Belarus’ role at the negotiating table

In the heat of war there is a risk that only transitional agreements are made. Therefore guarantees for Ukraine concluded right now will be questioned over time, especially when coming from Lukashenko, who most likely just wishes to use such status to regain some sort of relevancy as a regional political actor.

It’s long been obvious that Lukashenko has facilitated Russian military deployment in Belarus to cater to Moscow in order to receive financial and political support. The state media and all state officials have played it down, saying that Belarus is not an aggressor and has only provided its territory for exercises.

However, as a result of the Belarusian regime’s decisions, Belarus is no longer viewed by the West as an independent country, but only as a Russian vassal state. And right now, Lukashenko doesn’t have anything left to offer the West as far as diplomacy is concerned.

Lukashenko will definitely refuse to ease up on his crackdown or release political prisoners, which the West has been demanding since 2020. In fact, political repression is still increasing in Belarus. With imprisoned journalist Kateryna Andreeva almost having finished serving her initial sentence, she was charged with high treason on Thursday and now risks up to 15 more years in prison.
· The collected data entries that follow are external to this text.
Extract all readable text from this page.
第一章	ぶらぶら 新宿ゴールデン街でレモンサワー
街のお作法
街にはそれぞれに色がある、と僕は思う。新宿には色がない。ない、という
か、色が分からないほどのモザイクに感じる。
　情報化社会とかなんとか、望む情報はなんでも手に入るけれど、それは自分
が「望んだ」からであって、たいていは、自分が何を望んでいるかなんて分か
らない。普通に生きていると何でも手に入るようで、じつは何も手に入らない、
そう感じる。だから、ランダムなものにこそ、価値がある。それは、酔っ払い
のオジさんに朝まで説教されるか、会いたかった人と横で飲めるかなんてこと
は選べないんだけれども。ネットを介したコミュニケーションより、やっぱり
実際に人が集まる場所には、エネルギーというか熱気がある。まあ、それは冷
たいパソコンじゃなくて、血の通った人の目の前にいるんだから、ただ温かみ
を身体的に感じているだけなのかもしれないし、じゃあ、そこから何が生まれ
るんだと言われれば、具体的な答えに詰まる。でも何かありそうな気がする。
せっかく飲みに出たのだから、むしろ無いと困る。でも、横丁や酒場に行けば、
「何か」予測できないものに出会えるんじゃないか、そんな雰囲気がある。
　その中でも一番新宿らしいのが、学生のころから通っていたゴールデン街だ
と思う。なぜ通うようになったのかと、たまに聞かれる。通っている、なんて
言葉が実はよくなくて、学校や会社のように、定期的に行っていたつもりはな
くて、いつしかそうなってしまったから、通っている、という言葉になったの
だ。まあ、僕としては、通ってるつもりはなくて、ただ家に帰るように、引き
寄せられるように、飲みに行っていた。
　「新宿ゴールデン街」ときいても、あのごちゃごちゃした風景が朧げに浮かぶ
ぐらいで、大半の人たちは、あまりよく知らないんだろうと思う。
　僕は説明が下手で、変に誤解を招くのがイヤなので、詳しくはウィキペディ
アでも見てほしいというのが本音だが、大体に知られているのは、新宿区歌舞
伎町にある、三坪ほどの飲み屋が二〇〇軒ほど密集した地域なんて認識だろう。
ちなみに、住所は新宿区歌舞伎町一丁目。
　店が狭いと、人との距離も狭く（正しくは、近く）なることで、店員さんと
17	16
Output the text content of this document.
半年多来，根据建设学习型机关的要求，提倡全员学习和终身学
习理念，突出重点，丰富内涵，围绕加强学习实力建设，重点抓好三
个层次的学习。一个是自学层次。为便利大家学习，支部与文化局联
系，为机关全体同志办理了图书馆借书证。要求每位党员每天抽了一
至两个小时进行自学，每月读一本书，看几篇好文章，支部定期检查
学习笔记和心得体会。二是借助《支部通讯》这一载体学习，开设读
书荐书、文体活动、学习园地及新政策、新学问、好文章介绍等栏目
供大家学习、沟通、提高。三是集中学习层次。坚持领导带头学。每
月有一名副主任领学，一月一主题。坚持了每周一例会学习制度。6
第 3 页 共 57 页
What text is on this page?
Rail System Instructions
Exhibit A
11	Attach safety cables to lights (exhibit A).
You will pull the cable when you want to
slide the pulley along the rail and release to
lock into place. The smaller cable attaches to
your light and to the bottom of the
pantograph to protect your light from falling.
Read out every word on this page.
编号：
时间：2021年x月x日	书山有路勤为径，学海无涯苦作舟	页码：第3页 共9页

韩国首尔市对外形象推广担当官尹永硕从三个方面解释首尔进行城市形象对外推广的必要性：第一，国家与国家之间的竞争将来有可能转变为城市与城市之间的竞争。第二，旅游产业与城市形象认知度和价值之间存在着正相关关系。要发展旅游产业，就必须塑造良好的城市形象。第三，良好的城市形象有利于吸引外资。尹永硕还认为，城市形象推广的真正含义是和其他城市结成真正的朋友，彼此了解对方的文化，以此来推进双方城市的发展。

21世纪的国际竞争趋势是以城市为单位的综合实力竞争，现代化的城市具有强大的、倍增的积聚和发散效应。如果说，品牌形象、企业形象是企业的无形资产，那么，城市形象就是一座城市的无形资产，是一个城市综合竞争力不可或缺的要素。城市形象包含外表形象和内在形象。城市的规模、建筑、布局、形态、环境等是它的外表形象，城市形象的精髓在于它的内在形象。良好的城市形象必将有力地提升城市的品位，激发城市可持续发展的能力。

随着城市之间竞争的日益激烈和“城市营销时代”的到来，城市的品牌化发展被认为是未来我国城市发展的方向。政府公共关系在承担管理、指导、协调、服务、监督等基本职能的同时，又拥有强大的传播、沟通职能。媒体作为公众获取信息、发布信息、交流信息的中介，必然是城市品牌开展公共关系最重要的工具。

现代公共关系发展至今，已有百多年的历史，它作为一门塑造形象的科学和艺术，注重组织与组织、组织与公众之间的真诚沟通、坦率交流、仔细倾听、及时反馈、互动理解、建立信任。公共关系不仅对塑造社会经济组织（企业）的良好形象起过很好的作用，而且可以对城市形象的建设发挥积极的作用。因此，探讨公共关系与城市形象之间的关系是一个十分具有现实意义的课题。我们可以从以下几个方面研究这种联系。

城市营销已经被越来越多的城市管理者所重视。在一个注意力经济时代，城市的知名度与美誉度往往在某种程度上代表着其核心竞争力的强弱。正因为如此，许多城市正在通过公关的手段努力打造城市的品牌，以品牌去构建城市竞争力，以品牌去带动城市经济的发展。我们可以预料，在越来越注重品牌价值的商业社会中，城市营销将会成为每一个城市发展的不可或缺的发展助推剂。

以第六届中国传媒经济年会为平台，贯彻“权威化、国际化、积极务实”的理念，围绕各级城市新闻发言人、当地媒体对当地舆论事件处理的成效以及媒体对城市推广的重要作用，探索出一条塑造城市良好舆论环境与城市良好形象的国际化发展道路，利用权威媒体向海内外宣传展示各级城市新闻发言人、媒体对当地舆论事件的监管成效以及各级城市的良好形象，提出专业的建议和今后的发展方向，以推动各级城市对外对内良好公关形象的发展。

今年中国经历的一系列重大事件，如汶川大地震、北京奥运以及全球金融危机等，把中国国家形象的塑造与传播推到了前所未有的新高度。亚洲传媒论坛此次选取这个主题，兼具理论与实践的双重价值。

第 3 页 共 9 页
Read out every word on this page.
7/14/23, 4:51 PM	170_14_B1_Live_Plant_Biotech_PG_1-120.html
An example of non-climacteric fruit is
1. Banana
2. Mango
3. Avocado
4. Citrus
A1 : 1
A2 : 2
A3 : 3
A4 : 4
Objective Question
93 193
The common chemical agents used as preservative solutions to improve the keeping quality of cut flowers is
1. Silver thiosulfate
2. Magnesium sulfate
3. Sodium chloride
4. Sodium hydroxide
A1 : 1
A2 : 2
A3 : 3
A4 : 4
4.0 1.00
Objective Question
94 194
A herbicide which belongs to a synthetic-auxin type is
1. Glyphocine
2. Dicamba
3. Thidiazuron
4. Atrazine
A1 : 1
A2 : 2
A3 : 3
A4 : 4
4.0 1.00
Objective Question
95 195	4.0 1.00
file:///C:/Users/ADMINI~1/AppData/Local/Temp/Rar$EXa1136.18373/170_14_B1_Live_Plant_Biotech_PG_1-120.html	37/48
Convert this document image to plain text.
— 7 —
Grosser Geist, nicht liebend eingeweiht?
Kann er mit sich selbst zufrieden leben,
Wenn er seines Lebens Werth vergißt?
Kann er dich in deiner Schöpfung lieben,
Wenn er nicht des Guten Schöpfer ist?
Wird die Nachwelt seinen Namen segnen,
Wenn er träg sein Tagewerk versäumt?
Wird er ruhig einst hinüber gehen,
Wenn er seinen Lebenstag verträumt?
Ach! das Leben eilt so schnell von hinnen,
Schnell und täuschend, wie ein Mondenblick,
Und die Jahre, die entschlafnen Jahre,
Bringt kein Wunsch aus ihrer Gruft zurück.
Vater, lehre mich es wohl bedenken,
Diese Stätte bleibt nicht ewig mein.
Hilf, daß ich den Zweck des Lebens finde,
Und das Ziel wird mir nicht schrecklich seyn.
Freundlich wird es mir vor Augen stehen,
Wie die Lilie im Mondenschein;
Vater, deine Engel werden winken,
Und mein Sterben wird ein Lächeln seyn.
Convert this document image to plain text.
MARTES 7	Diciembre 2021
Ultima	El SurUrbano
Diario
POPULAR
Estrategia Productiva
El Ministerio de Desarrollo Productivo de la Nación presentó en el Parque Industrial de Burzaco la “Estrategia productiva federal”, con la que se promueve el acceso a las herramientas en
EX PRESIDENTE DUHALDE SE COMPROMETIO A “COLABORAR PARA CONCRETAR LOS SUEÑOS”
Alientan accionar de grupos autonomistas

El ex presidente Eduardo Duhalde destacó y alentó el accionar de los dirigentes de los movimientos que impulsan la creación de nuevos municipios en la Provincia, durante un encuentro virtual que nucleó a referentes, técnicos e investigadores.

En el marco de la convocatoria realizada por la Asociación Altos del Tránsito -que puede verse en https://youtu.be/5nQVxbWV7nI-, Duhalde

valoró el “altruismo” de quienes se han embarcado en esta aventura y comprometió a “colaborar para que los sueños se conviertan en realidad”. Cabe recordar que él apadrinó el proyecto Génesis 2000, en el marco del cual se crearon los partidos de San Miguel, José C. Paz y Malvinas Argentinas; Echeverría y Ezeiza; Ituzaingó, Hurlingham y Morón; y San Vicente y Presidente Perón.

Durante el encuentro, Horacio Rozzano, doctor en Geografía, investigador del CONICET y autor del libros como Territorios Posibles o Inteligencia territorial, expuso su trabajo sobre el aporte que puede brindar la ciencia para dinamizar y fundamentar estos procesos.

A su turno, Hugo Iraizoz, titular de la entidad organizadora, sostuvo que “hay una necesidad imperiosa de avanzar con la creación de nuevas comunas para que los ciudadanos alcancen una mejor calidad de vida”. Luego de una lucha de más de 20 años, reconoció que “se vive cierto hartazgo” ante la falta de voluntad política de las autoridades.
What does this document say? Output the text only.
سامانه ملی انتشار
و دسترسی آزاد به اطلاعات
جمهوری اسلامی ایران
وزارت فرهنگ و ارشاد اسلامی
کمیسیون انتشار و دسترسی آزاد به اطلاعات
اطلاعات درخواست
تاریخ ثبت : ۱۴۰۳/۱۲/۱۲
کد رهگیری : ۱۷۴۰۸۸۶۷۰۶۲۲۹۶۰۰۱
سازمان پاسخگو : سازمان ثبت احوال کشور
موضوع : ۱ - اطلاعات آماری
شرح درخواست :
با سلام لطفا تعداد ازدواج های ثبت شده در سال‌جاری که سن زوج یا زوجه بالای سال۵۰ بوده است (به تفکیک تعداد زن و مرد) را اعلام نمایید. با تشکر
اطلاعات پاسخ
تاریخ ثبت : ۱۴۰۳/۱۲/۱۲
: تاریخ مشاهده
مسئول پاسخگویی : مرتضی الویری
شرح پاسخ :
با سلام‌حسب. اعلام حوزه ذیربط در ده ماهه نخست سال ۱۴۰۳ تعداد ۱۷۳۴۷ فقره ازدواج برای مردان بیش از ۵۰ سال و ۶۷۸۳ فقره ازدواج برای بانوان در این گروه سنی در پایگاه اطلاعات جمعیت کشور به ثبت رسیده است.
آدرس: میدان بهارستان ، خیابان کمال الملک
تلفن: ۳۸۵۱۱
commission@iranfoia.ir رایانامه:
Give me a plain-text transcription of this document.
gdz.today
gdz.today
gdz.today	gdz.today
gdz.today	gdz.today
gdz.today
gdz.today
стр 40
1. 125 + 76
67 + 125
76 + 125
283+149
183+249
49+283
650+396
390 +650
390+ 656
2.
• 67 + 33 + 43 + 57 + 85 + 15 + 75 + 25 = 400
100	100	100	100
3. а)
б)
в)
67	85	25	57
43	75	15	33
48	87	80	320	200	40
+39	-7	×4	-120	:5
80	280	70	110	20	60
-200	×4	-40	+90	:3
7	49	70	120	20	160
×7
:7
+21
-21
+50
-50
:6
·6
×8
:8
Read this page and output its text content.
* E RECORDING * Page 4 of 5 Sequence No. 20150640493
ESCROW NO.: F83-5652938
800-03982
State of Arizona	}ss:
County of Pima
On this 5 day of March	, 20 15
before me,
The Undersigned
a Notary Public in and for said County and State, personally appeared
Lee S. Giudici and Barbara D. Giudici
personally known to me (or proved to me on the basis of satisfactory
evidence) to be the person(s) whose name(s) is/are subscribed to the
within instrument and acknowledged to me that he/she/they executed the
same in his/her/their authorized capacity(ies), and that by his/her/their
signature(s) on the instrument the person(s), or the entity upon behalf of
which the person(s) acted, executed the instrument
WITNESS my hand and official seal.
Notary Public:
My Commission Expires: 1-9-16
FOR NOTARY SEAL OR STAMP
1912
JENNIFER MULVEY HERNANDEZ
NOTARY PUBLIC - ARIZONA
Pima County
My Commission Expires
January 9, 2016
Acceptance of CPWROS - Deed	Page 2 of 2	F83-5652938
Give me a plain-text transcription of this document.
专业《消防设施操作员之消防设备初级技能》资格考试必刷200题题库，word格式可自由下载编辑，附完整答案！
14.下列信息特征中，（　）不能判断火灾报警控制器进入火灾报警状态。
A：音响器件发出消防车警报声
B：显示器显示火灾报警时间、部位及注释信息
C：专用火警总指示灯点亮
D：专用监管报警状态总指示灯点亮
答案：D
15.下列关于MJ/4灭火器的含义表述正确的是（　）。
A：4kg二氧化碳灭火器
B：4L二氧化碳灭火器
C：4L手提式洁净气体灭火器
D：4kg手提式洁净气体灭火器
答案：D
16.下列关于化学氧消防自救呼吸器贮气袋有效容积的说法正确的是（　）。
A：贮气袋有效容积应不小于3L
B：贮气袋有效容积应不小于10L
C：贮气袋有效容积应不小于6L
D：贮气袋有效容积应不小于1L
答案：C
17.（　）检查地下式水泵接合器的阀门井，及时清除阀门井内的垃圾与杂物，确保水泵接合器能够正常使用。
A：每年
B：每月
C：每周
When his power is once again being threatened, Lukashenko feels like he has no choice but to keep the repression high, and he has no interest in catering to the West, while at the same time he demands to be seen as regional guarantor of peace, despite still allowing Russian missiles to be launched against Ukraine from Belarus. 

To interest the West at all without letting up repression, Lukashenko would have to bring back the neutrality clause in the country’s constitution, which he got removed during the heavily criticised referendum in February, or he would have to promise that Belarus would not be used to host Russian military units.

Today, this seems completely impossible, since it would be a giant slap in the Kremlin’s face. However, if we assess the situation as a bit more dynamic, what is politically impossible today could very well become reality tomorrow.

If Russia becomes poorer and unable to support Lukashenko’s regime to the extent it used to, then the government in Minsk, facing record-high inflation, a budget deficit it is unable to prop up, and faced with a trade blockade from Poland and the Baltic countries, might consider other options.